Sur la régularité de la signification de l’ordonnance d’injonction de payer :
Cette signification a été effectuée dans les conditions prévues par l’article 656 du code de procédure civile, suivant lequel lorsque personne ne peut ou ne veut recevoir la copie de l’acte et qu’il résulte des vérifications faites par l’huissier de justice, dont il sera fait mention dans l’acte de signification, que le destinataire demeure bien à l’adresse indiquée, la signification est faite à domicile. Dans ce cas l’huissier laisse un avis de passage mentionnant que l’acte doit être retiré dans le plus bref délai à son étude, et avise en outre l’intéressé par lettre simple contenant une copie de l’acte de signification.
L’acte a été signifié au dernier domicile connu du créancier situé [Adresse 4] à [Localité 6]), qui a été confirmé à l’huissier par un voisin.
D’autre part, Monsieur [E] ne produit aucun justificatif propre à établir que son domicile se situait à l’époque en un autre lieu.
Enfin, l’envoi de la lettre simple est attesté par une mention de l’acte faisant foi jusqu’à inscription de faux.

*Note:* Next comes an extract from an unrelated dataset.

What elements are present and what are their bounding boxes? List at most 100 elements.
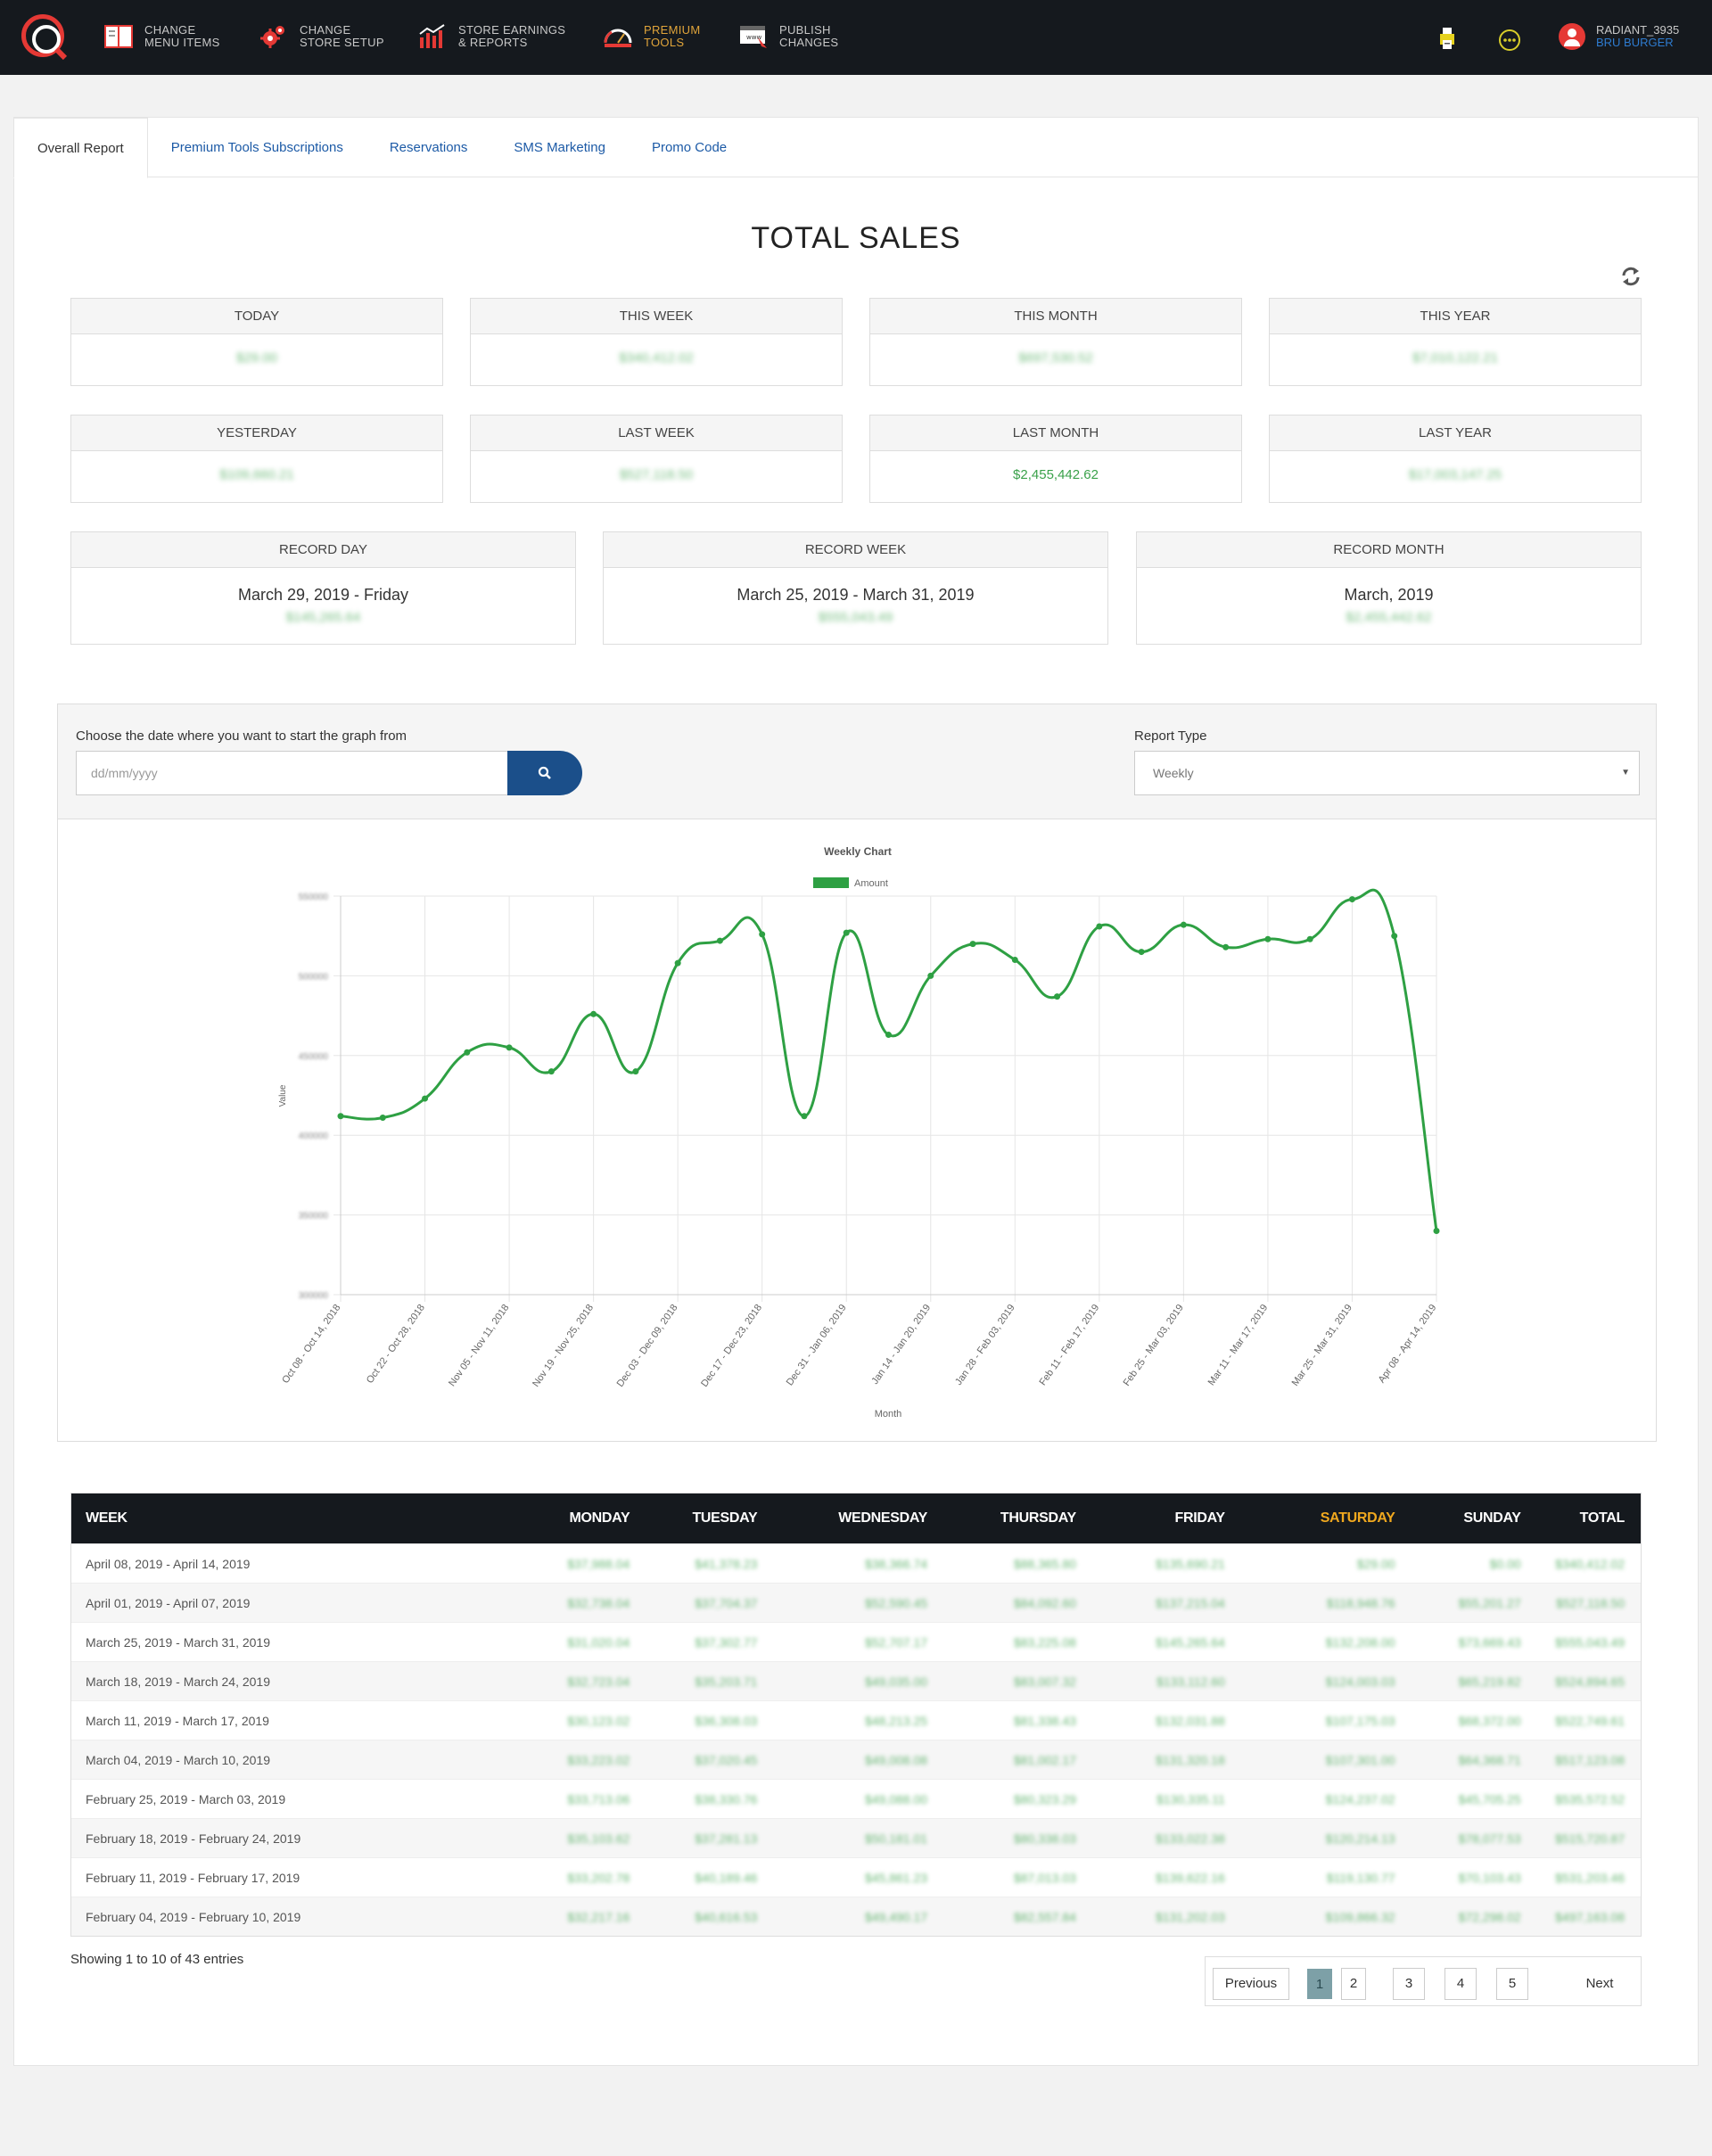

Il convient dès lors de juger que la signification a été régulièrement effectuée dans les six mois du prononcé de l’ordonnance, de sorte que celle-ci ne peut être déclarée non avenue.
Aucune forclusion de l’action en paiement n’est en conséquence encourue, l’exécution des décisions de justice pouvant être poursuivie pendant dix ans conformément à l’article L 111-4 du code des procédures civiles d’exécution.

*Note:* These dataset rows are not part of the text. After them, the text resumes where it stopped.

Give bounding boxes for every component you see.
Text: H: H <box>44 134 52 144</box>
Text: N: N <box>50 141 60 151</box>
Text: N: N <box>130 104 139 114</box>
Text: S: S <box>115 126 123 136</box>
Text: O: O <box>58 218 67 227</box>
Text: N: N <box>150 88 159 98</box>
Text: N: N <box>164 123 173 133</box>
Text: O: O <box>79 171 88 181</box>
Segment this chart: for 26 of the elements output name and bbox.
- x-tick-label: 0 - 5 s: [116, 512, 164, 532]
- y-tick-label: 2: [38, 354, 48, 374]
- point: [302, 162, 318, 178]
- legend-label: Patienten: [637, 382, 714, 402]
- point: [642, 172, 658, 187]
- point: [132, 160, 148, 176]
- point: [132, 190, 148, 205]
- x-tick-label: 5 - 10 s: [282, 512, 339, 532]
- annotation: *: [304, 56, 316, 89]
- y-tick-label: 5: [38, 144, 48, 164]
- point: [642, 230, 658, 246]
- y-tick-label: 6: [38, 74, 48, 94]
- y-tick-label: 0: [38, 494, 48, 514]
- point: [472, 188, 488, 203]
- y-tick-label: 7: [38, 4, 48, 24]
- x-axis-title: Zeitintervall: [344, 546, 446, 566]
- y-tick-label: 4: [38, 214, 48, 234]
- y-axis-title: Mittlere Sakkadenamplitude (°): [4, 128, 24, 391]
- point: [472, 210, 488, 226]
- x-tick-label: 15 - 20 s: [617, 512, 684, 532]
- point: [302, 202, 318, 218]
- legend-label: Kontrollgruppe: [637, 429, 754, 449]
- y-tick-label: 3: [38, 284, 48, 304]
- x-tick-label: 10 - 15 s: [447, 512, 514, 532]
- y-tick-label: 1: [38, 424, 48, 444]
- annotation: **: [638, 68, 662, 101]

Sur le bien fondé de la créance :
La société EUROTITRISATION produit aux débats le contrat de prêt, le tableau d’amortissement, la lettre de déchéance du terme adressée au débiteur le 19 mai 2010, et un décompte de créance se décomposant comme suit :
– intérêts échus impayés : 242,35 €
– cotisations d’assurance : 127,50 €
– capital échu impayé : 1.828,02 €
– capital restant dû : 5.334,73 €
– clause pénale : 573,02 €
En l’absence de contestation de ce décompte de la part de l’intimé, il y a lieu de faire droit à la demande en paiement dans son intégralité, sauf quant au montant des intérêts conventionnels dont le taux nominal est de 7,62 %.
PAR CES MOTIFS
La cour, statuant par arrêt contradictoire,
Déclare l’appel recevable,
Confirme le jugement déféré en ce qu’il a déclaré recevable l’opposition formée à l’encontre de l’ordonnance d’injonction de payer, mis à néant ladite ordonnance, et débouté Monsieur [E] de sa demande en dommages-intérêts,
L’infirme pour le surplus, et statuant à nouveau :
Condamne Monsieur [U] [E] à payer à la société EUROTITRISATION, en sa qualité de représentante du Fonds commun de titrisation FONCRED II, la somme principale de 7.532,60 euros majorée des intérêts au taux conventionnel de 7,62 % l’an à compter de la mise en demeure du 19 mai 2010, et celle de 573,02 euros au titre de la clause pénale majorée des intérêts au taux légal à compter de la même date,
Condamne l’intimé aux entiers dépens de première instance et d’appel,
Rejette les demandes fondées sur l’article 700 du code de procédure civile.